我对这个从电子商务网页中的脚本生成的 RAW JSON 有疑问。
我需要解析它并提取有关产品的信息
相同的代码适用于网站的其他页面,但某些产品会产生错误。
这是有问题的 JSON 之一:
"\n\tvar products = [];\n\n\tvar _getAvailabilityText = function(available) {\n\t\tif(available != 'outOfStock')\n\t\t\treturn 'si';\n\t\telse\n\t\t\treturn 'no';\n\t};\n\n\tvar _getAvailabilityBinary = function(available) {\n\t\tif(available != 'outOfStock')\n\t\t\treturn 1;\n\t\telse\n\t\t\treturn 0;\n\t};\n\n\tproducts.push({\n\t\tid \t\t\t: 'IME5401' || '',\n\t\tprice \t\t: '22.99' || '',\n\t\tcurrency \t: 'EUR',\n\t\tname \t\t: 'Imetec Living Air umidificatore Vapore 0,4 L 700 W Blu' || '',\n\t\tcategory \t: 'Riscaldamento' || '',\n\t\tcategoryId\t: 'C7301' || '',\n\t\tgroup\t\t: 'Riscaldamento' || '',\n\t\ttdId\t\t: '',\n\t\tweight\t\t: '',\n\t\tbrand \t\t: 'Imetec' || '',\n\t\tvariant \t: '',\n\t\tdimension55 : _getAvailabilityText('lowStock'),\n\t\tmetric5 \t: _getAvailabilityBinary('lowStock'),\n\t\tdimension63\t: '',\n\t\tmetric12\t: '',\n\t\tdimension10 : 'Piccoli e Grandi Elettrodomestici',\n\t\tdimension11 : 'Trattamento Aria',\n\t\tdimension66 : '',\n\t\tdimension62 : '' || 'no-promo'\n\t});\n\n\twindow.dataLayer.push({\n\t\t'products'\t\t: products\n\t});\n\n\t/*window.dataLayer.push({\n\t\t'event' : 'detail',\n\t\t'ecommerce' : {\n\t\t\t'currencyCode': 'EUR',\n\t\t\t'detail' : {\n\t\t\t\t'products' : products\n\t\t\t}\n\t\t}\n\t});*/\n\n\twindow.dataLayer.push({\n\t\t'event': 'productDetail',\n\t\t'ecommerce' : {\n\t\t\t'currencyCode': 'EUR',\n\t\t\t'detail': {\n\t\t\t\t'products' : [{\n\t\t\t\t\t'name': 'Imetec Living Air umidificatore Vapore 0,4 L 700 W Blu' || '',\n\t\t\t\t\t'id': 'IME5401' || '',\n\t\t\t\t\t'price': '22.99' || '',\n\t\t\t\t\t'brand': 'Imetec' || '',\n\t\t\t\t\t'category': 'Riscaldamento' || '',\n\t\t\t\t}]\n\t\t\t}\n\t\t}\n\t});\n"
这是我的代码:
raw_json_embed <- json_data %>%
str_remove_all("\\n|\\t") %>%
str_extract("(?<=products\\.push\\()(\\{.*?\\})(?=\\);)") %>%
str_replace_all("'", '"') %>%
str_replace_all(' : ', ':')
ex_parsed_json <- jsonlite::parse_json(raw_json_embed)
此时我得到这个错误:
Error: lexical error: invalid char in json text.

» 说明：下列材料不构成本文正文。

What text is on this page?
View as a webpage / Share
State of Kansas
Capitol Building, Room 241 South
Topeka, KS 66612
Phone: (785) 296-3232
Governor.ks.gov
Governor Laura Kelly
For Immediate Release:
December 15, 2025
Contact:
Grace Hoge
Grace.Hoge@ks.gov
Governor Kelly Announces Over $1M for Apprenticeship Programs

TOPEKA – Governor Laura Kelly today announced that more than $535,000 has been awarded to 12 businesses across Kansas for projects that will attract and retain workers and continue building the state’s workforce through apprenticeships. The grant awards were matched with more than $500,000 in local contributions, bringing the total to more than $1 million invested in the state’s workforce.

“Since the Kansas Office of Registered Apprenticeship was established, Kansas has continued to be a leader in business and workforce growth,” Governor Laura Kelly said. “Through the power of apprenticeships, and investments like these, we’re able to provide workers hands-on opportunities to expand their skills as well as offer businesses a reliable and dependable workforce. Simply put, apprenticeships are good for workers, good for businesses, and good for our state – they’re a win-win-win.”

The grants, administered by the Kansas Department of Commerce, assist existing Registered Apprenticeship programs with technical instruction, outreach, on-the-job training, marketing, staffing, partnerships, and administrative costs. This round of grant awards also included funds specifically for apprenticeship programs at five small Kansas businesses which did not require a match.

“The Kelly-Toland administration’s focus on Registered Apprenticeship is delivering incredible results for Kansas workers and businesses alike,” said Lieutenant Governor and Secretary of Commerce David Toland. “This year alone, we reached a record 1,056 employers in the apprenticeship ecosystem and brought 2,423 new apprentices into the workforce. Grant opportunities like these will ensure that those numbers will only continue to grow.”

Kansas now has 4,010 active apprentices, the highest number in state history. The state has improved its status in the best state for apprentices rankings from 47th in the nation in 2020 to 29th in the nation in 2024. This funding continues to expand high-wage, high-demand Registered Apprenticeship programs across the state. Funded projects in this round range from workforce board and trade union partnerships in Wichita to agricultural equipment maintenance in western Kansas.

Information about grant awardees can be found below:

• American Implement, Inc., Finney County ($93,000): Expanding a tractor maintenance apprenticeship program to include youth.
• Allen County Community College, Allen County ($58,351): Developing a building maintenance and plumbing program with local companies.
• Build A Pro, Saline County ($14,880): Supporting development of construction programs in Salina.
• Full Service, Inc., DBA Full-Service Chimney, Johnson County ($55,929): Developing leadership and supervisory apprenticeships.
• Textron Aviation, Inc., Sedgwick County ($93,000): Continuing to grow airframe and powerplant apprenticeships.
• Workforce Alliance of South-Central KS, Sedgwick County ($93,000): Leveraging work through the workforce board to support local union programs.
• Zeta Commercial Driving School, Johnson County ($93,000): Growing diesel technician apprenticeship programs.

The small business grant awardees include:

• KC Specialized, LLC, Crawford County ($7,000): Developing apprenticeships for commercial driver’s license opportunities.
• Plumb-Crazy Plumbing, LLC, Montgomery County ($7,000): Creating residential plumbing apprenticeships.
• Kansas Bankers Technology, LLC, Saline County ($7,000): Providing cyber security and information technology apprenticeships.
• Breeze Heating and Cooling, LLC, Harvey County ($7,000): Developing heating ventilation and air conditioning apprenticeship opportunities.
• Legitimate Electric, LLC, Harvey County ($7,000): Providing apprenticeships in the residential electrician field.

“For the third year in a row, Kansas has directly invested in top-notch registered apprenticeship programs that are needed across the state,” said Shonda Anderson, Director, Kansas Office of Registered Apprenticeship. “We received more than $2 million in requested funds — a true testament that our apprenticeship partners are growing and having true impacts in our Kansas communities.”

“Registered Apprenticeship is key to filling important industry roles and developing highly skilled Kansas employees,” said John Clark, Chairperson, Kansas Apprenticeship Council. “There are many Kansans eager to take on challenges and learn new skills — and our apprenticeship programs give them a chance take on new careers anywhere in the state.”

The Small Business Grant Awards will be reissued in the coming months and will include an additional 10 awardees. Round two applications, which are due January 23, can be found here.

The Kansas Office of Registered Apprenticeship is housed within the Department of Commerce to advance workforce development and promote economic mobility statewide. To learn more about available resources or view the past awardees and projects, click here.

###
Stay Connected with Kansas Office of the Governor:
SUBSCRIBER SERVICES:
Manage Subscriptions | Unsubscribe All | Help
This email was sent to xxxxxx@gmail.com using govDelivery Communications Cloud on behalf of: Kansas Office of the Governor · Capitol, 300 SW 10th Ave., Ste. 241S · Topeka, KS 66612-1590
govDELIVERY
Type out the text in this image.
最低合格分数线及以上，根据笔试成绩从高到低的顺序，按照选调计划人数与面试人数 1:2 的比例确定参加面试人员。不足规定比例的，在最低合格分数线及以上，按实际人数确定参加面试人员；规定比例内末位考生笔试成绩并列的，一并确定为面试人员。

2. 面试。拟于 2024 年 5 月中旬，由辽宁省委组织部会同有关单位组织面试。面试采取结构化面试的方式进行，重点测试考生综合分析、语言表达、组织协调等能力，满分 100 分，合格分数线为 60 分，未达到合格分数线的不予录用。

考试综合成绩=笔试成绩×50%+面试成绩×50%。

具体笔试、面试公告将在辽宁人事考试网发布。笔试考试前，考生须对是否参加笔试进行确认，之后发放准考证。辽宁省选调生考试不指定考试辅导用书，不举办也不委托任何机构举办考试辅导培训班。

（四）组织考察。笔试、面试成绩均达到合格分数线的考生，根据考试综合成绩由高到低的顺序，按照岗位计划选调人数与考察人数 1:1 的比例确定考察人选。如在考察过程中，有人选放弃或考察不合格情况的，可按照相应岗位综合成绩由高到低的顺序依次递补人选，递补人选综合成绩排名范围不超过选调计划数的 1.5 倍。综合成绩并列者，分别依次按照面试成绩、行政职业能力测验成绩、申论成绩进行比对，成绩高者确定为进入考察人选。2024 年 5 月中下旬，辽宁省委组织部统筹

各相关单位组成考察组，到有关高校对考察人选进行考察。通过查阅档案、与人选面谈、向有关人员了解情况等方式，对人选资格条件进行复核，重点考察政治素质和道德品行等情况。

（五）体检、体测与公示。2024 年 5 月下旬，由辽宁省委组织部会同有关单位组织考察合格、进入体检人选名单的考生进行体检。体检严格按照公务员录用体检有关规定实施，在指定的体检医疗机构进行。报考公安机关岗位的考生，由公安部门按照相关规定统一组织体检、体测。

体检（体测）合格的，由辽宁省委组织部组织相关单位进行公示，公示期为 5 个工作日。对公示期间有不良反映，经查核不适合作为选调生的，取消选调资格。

{id:"IME5401" || "",price:"22.99
(right here) ------^
我尝试过其他解决方案,例如:
raw_json_embed <- json_data %>%
str_remove_all("\\n|\\t") %>%
str_replace(".*(\\[\\{)", "\\1") %>%
str_replace("(\\}\\]).*", "\\1")
raw_json_embed <- gsub("'", '"', raw_json_embed)
但我仍然得到错误。
如果我将整个 RAW JSON 复制到 JSON 验证器中,它根本没有发现任何问题,我很无能
如评论中所述,该字符串不是 JSON 而是 JavaScript,我猜你在验证器中使用了带引号的字符串。
通过一些技巧,可以在 V8 JS 引擎中评估这个特定示例。尽管请记住,运行随机代码通常是 BadIdea(tm) 并且它可能无法针对您的实际任务进行扩展。
library(V8)
#> Using V8 engine 9.1.269.38
library(dplyr)
ct <- v8()
# v8 does not provide Window, though script only uses window.dataLayer.push()
# and we can easily mock it with our own window object and array in it:
ct$eval("var window = {dataLayer : []};")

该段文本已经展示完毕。